Homilía del Papa Francisco en Santa Marta
Las lecturas de hoy presentan el anuncio del nacimiento de Sansón (Jue 13,2-7.24-25a) y de San Juan Bautista (Lc 1,5-25) hecho por el ángel a dos mujeres estériles o demasiado avanzadas en años, como en el caso de Isabel. Una vergüenza, la esterilidad en aquellos tiempos; una gracia y un don de Dios el nacimiento de un hijo. En la Biblia hay muchas mujeres estériles, que desean ardientemente un hijo, o madres que lloran la pérdida del hijo porque se han quedado sin descendencia: Sara, Noemí, Ana, Isabel, etc.

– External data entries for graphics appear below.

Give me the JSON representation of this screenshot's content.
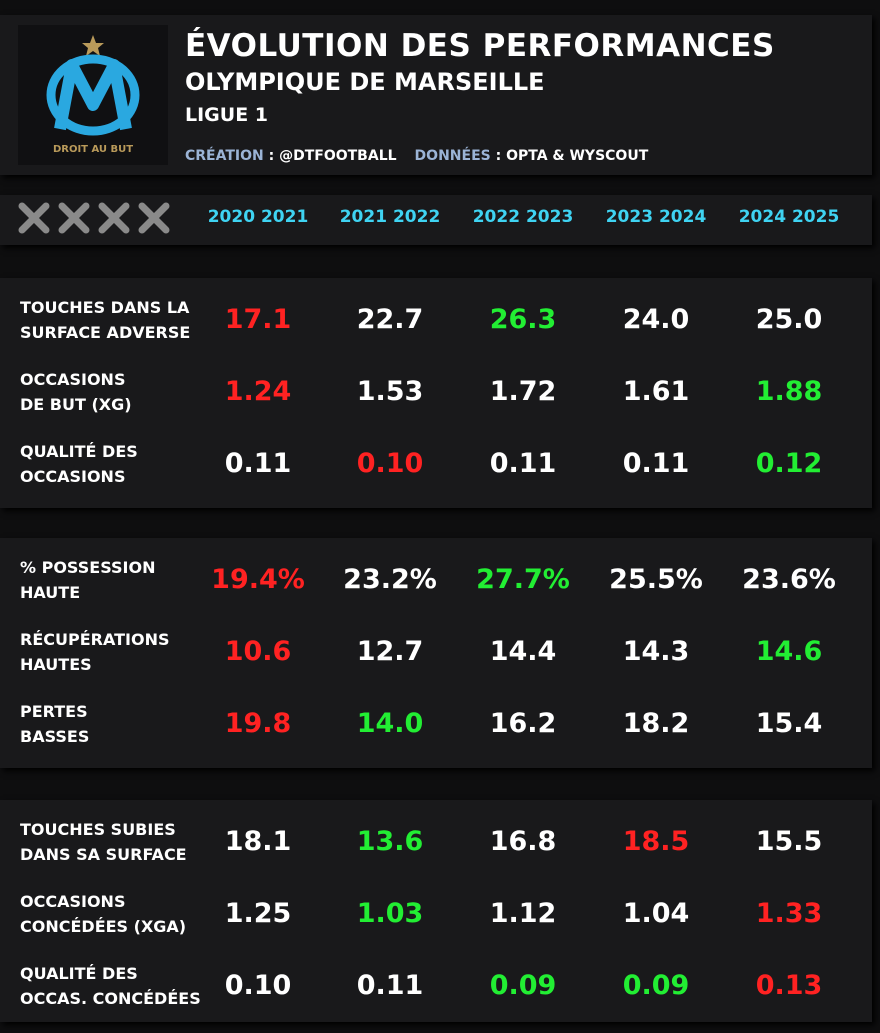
{
  "header": {
    "title": "ÉVOLUTION DES PERFORMANCES",
    "subtitle": "OLYMPIQUE DE MARSEILLE",
    "league": "LIGUE 1",
    "logo_motto": "DROIT AU BUT",
    "credits": [
      {
        "key": "CRÉATION",
        "text": ": @DTFOOTBALL"
      },
      {
        "key": "DONNÉES",
        "text": ": OPTA & WYSCOUT"
      }
    ]
  },
  "palette": {
    "red": "#ff2222",
    "green": "#22ee33",
    "white": "#ffffff"
  },
  "table": {
    "columns": [
      "2020 2021",
      "2021 2022",
      "2022 2023",
      "2023 2024",
      "2024 2025"
    ],
    "sections": [
      {
        "rows": [
          {
            "label": [
              "TOUCHES DANS LA",
              "SURFACE ADVERSE"
            ],
            "values": [
              "17.1",
              "22.7",
              "26.3",
              "24.0",
              "25.0"
            ],
            "colors": [
              "red",
              "white",
              "green",
              "white",
              "white"
            ]
          },
          {
            "label": [
              "OCCASIONS",
              "DE BUT (XG)"
            ],
            "values": [
              "1.24",
              "1.53",
              "1.72",
              "1.61",
              "1.88"
            ],
            "colors": [
              "red",
              "white",
              "white",
              "white",
              "green"
            ]
          },
          {
            "label": [
              "QUALITÉ DES",
              "OCCASIONS"
            ],
            "values": [
              "0.11",
              "0.10",
              "0.11",
              "0.11",
              "0.12"
            ],
            "colors": [
              "white",
              "red",
              "white",
              "white",
              "green"
            ]
          }
        ]
      },
      {
        "rows": [
          {
            "label": [
              "% POSSESSION",
              "HAUTE"
            ],
            "values": [
              "19.4%",
              "23.2%",
              "27.7%",
              "25.5%",
              "23.6%"
            ],
            "colors": [
              "red",
              "white",
              "green",
              "white",
              "white"
            ]
          },
          {
            "label": [
              "RÉCUPÉRATIONS",
              "HAUTES"
            ],
            "values": [
              "10.6",
              "12.7",
              "14.4",
              "14.3",
              "14.6"
            ],
            "colors": [
              "red",
              "white",
              "white",
              "white",
              "green"
            ]
          },
          {
            "label": [
              "PERTES",
              "BASSES"
            ],
            "values": [
              "19.8",
              "14.0",
              "16.2",
              "18.2",
              "15.4"
            ],
            "colors": [
              "red",
              "green",
              "white",
              "white",
              "white"
            ]
          }
        ]
      },
      {
        "rows": [
          {
            "label": [
              "TOUCHES SUBIES",
              "DANS SA SURFACE"
            ],
            "values": [
              "18.1",
              "13.6",
              "16.8",
              "18.5",
              "15.5"
            ],
            "colors": [
              "white",
              "green",
              "white",
              "red",
              "white"
            ]
          },
          {
            "label": [
              "OCCASIONS",
              "CONCÉDÉES (XGA)"
            ],
            "values": [
              "1.25",
              "1.03",
              "1.12",
              "1.04",
              "1.33"
            ],
            "colors": [
              "white",
              "green",
              "white",
              "white",
              "red"
            ]
          },
          {
            "label": [
              "QUALITÉ DES",
              "OCCAS. CONCÉDÉES"
            ],
            "values": [
              "0.10",
              "0.11",
              "0.09",
              "0.09",
              "0.13"
            ],
            "colors": [
              "white",
              "white",
              "green",
              "green",
              "red"
            ]
          }
        ]
      }
    ]
  }
}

“¡Llenad la tierra, sed fecundos!”, fue el primer mandamiento que Dios dio a nuestros padres. Donde está Dios, hay fecundidad. Me vienen a la mente, así de paso, algunos países que han elegido la vía de la esterilidad y padecen esa enfermedad tan fea que es el invierno demográfico. Los conocemos... No tienen hijos. “Es que el bienestar, es que esto, es que lo otro…”. Países vacíos de niños, y eso no es una bendición. Pero eso es algo de paso. La fecundidad siempre es una bendición de Dios, la fecundidad material y espiritual. Dar vida. Una persona puede incluso no casarse, como los sacerdotes y los consagrados, pero debe vivir dando vida a los demás. ¡Ay de nosotros, si no somos fecundos con las buenas obras!
La fecundidad es un signo de Dios. Los profetas escogen símbolos bellísimos, como el desierto. Qué hay más estéril que un desierto; sin embargo, dicen que hasta el desierto florecerá, la aridez se llenará de agua. Es precisamente la promesa de Dios. Dio es fecundo. Es verdad, el diablo quiere la esterilidad, quiere que cada uno de nosotros no viva para dar vida, ni física ni espiritual, a los demás; que viva para sí mismo: el egoísmo, la soberbia, la vanidad. Engrasar el alma sin vivir para los demás. El diablo es el que hace crecer la cizaña del egoísmo y no nos hace fecundos.
Es una gracia tener hijos que nos cierren los ojos en nuestra muerte. Un anciano misionero de la Patagonia, con noventa años, decía que su vida se le había pasado en un soplo, pero tenía muchos hijos espirituales junto a sí en su última enfermedad.
Aquí hay una cuna vacía, la podemos ver. Puede ser símbolo de esperanza porque vendrá el Niño, o puede ser un objeto de museo, vacía toda la vida. Nuestro corazón es una cuna. ¿Cómo es mi corazón? ¿Está vacío, siempre vacío, o está abierto para recibir continuamente vida y dar vida? ¿Para recibir y ser fecundo? ¿O será un corazón conservado como un objeto de museo que nunca estuvo abierto a la vida ni a dar la vida?
Os sugiero mirar esta cuna vacía y decir: “Ven Señor, llena la cuna, llena mi corazón y empújame a dar vida, a ser fecundo”.